La cultura es el elemento que cohesiona a quienes forman parte de una abstracción denominada nación. Lo que no logra la raza, la pertenencia a un espacio físico, incluso a una determinada historia, es factible suceda en el espacio de la cultura.
Es la cultura la argamasa que da sentido a la diversidad y que es capaz de hacer coherentes sucesos aislados, incluso aparentemente contrarios.
La fortaleza de un pueblo, más allá de las condiciones objetivas que sin duda resultan fundamentales en el corto plazo, como el poderío militar o la fortaleza económica, está en su capacidad para construir los vasos comunicantes entre generaciones que formen parte de un continuo que las trascienda.
Puede afirmarse que la formación de la cultura es una tarea permanente de continuidad y síntesis; síntesis de todo lo que es originalmente diferente y que cobra sentido en la medida que se convierte en parte esencial de lo común, y continuidad para entenderse como parte de una cadena que se construye diariamente, sin que un eslabón sea más importante que otro.
A pesar de que sin duda hemos vivido etapas en que la exclusión ha pretendido imponerse, ella ha terminado por ser sedimentada por la cultura para convertirse en parte del ininterrumpido proceso de continuidad y síntesis.

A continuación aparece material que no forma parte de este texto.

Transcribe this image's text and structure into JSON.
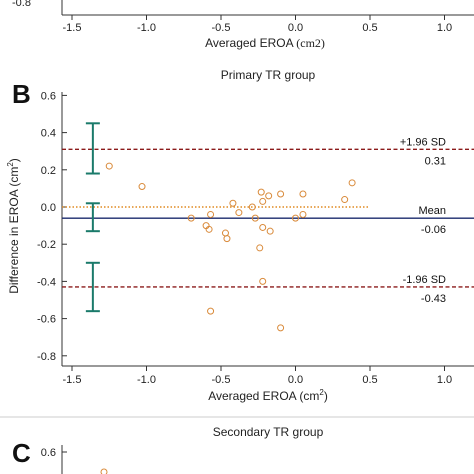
{
  "top_panel": {
    "xlabel": "Averaged EROA",
    "xlabel_unit": "(cm2)",
    "x_ticks": [
      "-1.5",
      "-1.0",
      "-0.5",
      "0.0",
      "0.5",
      "1.0"
    ],
    "partial_y_tick": "-0.8"
  },
  "panel_b": {
    "letter": "B",
    "title": "Primary TR group",
    "ylabel": "Difference in EROA (cm",
    "ylabel_sup": "2",
    "ylabel_end": ")",
    "xlabel": "Averaged EROA (cm",
    "xlabel_sup": "2",
    "xlabel_end": ")",
    "x_ticks": [
      "-1.5",
      "-1.0",
      "-0.5",
      "0.0",
      "0.5",
      "1.0"
    ],
    "y_ticks": [
      "0.6",
      "0.4",
      "0.2",
      "0.0",
      "-0.2",
      "-0.4",
      "-0.6",
      "-0.8"
    ],
    "upper_label": "+1.96 SD",
    "upper_value": "0.31",
    "mean_label": "Mean",
    "mean_value": "-0.06",
    "lower_label": "-1.96 SD",
    "lower_value": "-0.43"
  },
  "panel_c": {
    "letter": "C",
    "title": "Secondary TR group",
    "y_tick": "0.6"
  },
  "colors": {
    "points": "#d98a3a",
    "limits": "#8b1a1a",
    "mean": "#1a2a6c",
    "zero": "#e08a20",
    "ci": "#1a7a6a"
  },
  "chart_data": {
    "type": "scatter",
    "title": "Primary TR group",
    "xlabel": "Averaged EROA (cm2)",
    "ylabel": "Difference in EROA (cm2)",
    "xlim": [
      -1.5,
      1.0
    ],
    "ylim": [
      -0.8,
      0.6
    ],
    "grid": false,
    "points": [
      {
        "x": -1.25,
        "y": 0.22
      },
      {
        "x": -1.03,
        "y": 0.11
      },
      {
        "x": -0.7,
        "y": -0.06
      },
      {
        "x": -0.6,
        "y": -0.1
      },
      {
        "x": -0.58,
        "y": -0.12
      },
      {
        "x": -0.57,
        "y": -0.04
      },
      {
        "x": -0.57,
        "y": -0.56
      },
      {
        "x": -0.47,
        "y": -0.14
      },
      {
        "x": -0.46,
        "y": -0.17
      },
      {
        "x": -0.42,
        "y": 0.02
      },
      {
        "x": -0.38,
        "y": -0.03
      },
      {
        "x": -0.29,
        "y": 0.0
      },
      {
        "x": -0.27,
        "y": -0.06
      },
      {
        "x": -0.24,
        "y": -0.22
      },
      {
        "x": -0.23,
        "y": 0.08
      },
      {
        "x": -0.22,
        "y": 0.03
      },
      {
        "x": -0.22,
        "y": -0.11
      },
      {
        "x": -0.22,
        "y": -0.4
      },
      {
        "x": -0.18,
        "y": 0.06
      },
      {
        "x": -0.17,
        "y": -0.13
      },
      {
        "x": -0.1,
        "y": 0.07
      },
      {
        "x": -0.1,
        "y": -0.65
      },
      {
        "x": 0.0,
        "y": -0.06
      },
      {
        "x": 0.05,
        "y": 0.07
      },
      {
        "x": 0.05,
        "y": -0.04
      },
      {
        "x": 0.33,
        "y": 0.04
      },
      {
        "x": 0.38,
        "y": 0.13
      }
    ],
    "mean": -0.06,
    "upper_loa": 0.31,
    "lower_loa": -0.43,
    "zero_line": 0.0,
    "error_bars": [
      {
        "x": -1.36,
        "center": 0.31,
        "low": 0.18,
        "high": 0.45
      },
      {
        "x": -1.36,
        "center": -0.06,
        "low": -0.13,
        "high": 0.02
      },
      {
        "x": -1.36,
        "center": -0.43,
        "low": -0.56,
        "high": -0.3
      }
    ]
  }
}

Ese es uno de los rasgos esenciales de la cultura nacional, que es incluyente y que mantiene vivas todas las expresiones que la han determinado. Sin su componente indígena, el concepto de nación mestiza carecería de sentido; sin el sincretismo religioso, la libertad de cultos no hubiera emergido como fortaleza; sin la cosmovisión de los primeros pobladores, el tiempo histórico respondería a la circunstancia y no a la trascendencia.
El pasado viernes 24 de julio, después del esfuerzo de varias generaciones, se concluyó la restauración de una de las joyas arquitectónicas del siglo XVI, el templo y convento de Santo Domingo de Guzmán en Oaxaca que mucho tiempo fue usado y resguardado por el Ejército nacional y al que se debe que dicho monumento no se haya perdido. Fue un suceso de una emotividad difícil de relatar, y una expresión contundente de la manera como construimos nuestra cultura. En un espacio físico impresionante, que ha podido aprisionar al tiempo; teniendo como testigos a las imágenes de muchos santos junto al moreno rostro de la Virgen de Guadalupe; escuchando distintos modos de ``cantar'' al hablar, fuimos sacudidos por las canciones compuestas por Barcelata, Grever, Moncayo, y también con las de Alvaro Carrillo y el Dios nunca muere de Alcalá.
¿Qué tiempo vivimos aquel día? El de las manos indias que dieron sentido trascendente a la cantera verde o el de los mexicanos de hoy capaces de recrear lo hecho hace 400 años. Santo Domingo nos permitió vivir todos los tiempos sintetizados en uno solo. Cuando se cobra conciencia de que el pasado no se ha ido ni se irá, cuando lo nuevo se encadena imperceptiblemente con el ayer, entendemos la verdadera dimensión del pueblo al que orgullosamente pertenecemos. En medio de una atmósfera plagada de símbolos, pudimos atisbar la grandeza de nuestro porvenir fincada en la vigencia de nuestro pasado.